Accusing Johann Lamont’s Scottish Labour party of defending the wrong people, she said: “Stop defending the Tories and start defending the working people of Scotland.”

The message had been made several times before, and it was made again.  The best people to look after Scotland’s interests were the people who live here.

Westminster is “destroying” the social security system she told delegates.  Far from protecting vulnerable Scots by “pooling the risks” and “sharing the burden” as opponents of independence claim, the vulnerable are suffering.

Maintaining her attack on Westminster reforms and the effect they were having on ordinary people, she told of her anger after a food bank based in her constituency – catering for people in just one part of Glasgow – dealt with 1400 referrals in the first six months of this year.

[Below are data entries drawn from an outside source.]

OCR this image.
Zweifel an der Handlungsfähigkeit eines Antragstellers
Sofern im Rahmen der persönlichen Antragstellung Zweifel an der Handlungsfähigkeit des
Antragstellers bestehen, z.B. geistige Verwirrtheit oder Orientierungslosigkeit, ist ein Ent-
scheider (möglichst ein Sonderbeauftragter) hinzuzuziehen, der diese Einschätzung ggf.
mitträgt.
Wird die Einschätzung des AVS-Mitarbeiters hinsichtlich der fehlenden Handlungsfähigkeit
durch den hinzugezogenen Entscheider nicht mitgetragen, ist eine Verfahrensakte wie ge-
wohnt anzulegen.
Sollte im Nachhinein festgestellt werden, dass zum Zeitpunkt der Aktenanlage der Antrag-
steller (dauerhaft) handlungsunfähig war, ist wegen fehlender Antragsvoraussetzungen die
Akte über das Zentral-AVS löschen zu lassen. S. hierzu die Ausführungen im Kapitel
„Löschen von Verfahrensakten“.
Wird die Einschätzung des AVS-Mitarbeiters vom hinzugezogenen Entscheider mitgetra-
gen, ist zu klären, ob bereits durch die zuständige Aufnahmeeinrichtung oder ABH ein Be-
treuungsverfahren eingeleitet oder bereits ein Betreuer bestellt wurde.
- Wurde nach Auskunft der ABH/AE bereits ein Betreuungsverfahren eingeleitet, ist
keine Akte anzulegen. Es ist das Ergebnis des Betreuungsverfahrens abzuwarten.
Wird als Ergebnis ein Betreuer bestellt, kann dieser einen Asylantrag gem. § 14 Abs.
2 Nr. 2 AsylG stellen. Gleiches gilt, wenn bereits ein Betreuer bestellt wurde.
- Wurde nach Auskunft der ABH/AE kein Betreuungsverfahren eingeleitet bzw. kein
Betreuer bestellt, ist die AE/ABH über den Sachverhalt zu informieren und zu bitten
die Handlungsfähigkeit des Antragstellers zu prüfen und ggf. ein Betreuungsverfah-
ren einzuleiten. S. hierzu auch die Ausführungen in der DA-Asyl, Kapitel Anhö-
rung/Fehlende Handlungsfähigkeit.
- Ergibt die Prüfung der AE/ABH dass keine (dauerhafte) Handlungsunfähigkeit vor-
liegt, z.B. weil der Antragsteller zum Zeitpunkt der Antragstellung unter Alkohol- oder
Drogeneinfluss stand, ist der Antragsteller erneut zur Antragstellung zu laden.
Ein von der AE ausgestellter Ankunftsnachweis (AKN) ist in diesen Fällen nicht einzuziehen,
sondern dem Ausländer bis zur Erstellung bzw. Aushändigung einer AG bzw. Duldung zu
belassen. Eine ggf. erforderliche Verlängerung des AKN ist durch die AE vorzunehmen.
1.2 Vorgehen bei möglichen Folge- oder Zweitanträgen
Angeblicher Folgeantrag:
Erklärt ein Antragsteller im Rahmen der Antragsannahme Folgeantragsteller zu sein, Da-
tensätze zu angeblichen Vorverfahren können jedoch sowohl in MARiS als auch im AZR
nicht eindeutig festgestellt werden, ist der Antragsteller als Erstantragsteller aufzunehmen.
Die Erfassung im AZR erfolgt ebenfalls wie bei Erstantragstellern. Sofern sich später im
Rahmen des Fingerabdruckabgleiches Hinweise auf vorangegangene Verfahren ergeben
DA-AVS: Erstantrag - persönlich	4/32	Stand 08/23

“1400 families and individuals in just one part of the city of Glasgow unable to feed themselves.” she said:

“That makes me deeply sad but it makes me even more angry.  We are one of the richest countries on this planet.

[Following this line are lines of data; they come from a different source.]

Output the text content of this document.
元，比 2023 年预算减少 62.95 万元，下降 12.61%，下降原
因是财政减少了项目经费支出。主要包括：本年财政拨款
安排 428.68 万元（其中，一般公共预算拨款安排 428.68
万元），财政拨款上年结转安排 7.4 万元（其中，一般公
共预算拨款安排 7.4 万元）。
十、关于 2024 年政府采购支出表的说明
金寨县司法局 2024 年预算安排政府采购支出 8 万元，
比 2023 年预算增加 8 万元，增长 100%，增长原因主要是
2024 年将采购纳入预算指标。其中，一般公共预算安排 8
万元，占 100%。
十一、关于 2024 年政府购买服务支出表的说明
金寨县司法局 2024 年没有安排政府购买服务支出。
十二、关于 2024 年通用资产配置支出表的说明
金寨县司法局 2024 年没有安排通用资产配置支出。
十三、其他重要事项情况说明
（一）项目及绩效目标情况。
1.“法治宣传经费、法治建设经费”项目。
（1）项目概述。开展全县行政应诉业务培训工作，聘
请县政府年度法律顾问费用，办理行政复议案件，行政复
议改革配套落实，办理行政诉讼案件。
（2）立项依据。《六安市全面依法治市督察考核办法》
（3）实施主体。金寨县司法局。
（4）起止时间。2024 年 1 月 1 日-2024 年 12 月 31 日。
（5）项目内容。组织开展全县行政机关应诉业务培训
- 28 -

“That there are children going hungry is unacceptable. It is a disgrace.”

There was also an announcement of a further £20 million for next year in order help mitigate the effects of the Bedroom tax, along with a reminder that only independence would see the policy scrapped.

The Scottish NHS, she insisted had been protected by devolution, but even devolution could not protect it forever, Ms Sturgeon said pointing to recent comments from Labour’s Shadow Health Secretary who called for a UK wide approach to the NHS.

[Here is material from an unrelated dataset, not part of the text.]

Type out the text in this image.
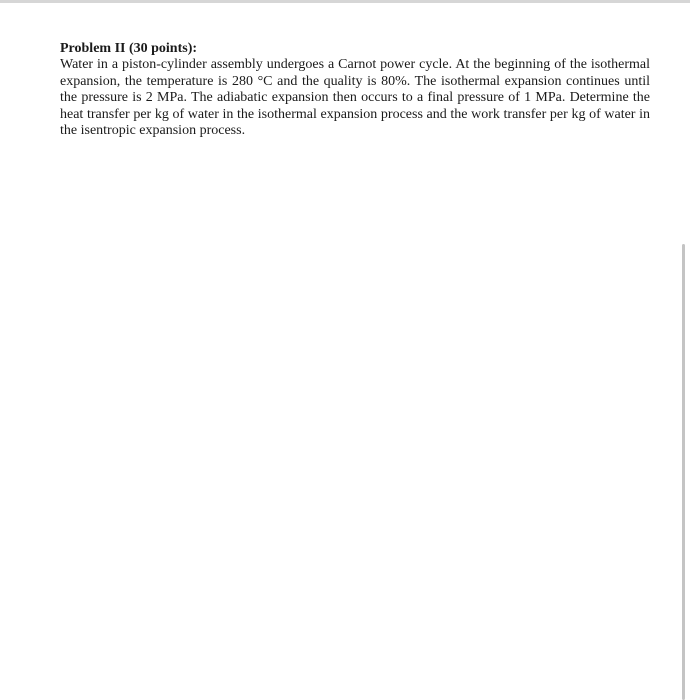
Problem II (30 points):

Water in a piston-cylinder assembly undergoes a Carnot power cycle. At the beginning of the isothermal expansion, the temperature is 280 °C and the quality is 80%. The isothermal expansion continues until the pressure is 2 MPa. The adiabatic expansion then occurs to a final pressure of 1 MPa. Determine the heat transfer per kg of water in the isothermal expansion process and the work transfer per kg of water in the isentropic expansion process.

Addressing those wo ask what Scotland will look like after a Yes vote, she said:

“People often ask what an independent Scotland will look like, in five years, ten years, twenty years.  The answer is that it will look the way the Scottish people want it to.

“It will be the country we choose to build.

“That is the point of independence – to shape our country, to chart our future and to make decisions for ourselves.”

She reminded people that a Yes vote was not a vote for the SNP, but a vote “for the power to take decisions in Scotland”

Sturgeon added: “The government of Scotland will be the government elected by Scotland.  That is the power of independence.”

Having independence said the SNP Depute leader would mean having the power to – bring Scotland’s postal service – our Royal Mail – back into public hands, abolish the bedroom tax, protect the state pension and make sure it keeps pace with the cost of living and remove Trident weapons of mass destruction from Scotland once and for all.

In a rousing finale, she said:

“Next year, we have a once in a generation opportunity to chart a new course for our country. To take our own future, and that of our children and grandchildren, into our own hands.

“To all those yet to decide, I say this.  Cast your mind forward and imagine how you will feel on the 19th September.

“What outcome will make you feel more proud? What outcome will make you more hopeful for the future?

“Will it be knowing that nothing has changed? That we had a precious opportunity to do things differently but, with the eyes of the world upon us, we opted to leave them as they are?

“Or will it be knowing that we have taken the chance to build a better country and a new relationship with our friends across these islands.

“That we have chosen hope over fear.  That we have believed in ourselves.”

She ended:

“The choice we have been given is one of two futures.

“Scotland’s future in Westminster’s hands or Scotland’s future in Scotland’s hands.”

“That’s what’s at stake.

“Not for our party, but for our country.

“For those who work hard to get on in life but who are held back by the gulf between rich and poor.

“For those with talent and potential who deserve the opportunity to succeed.

“For the vulnerable and disabled who are paying the price of things as they are.

“And for the children who will get the chance to grow up in a country where independence is not something to be argued over – but something to be celebrated and cherished.

“Think about those two futures.

“And then resolve to do everything you can to ensure that on 18 September next year the people of our country say a resounding Yes to an independent Scotland.”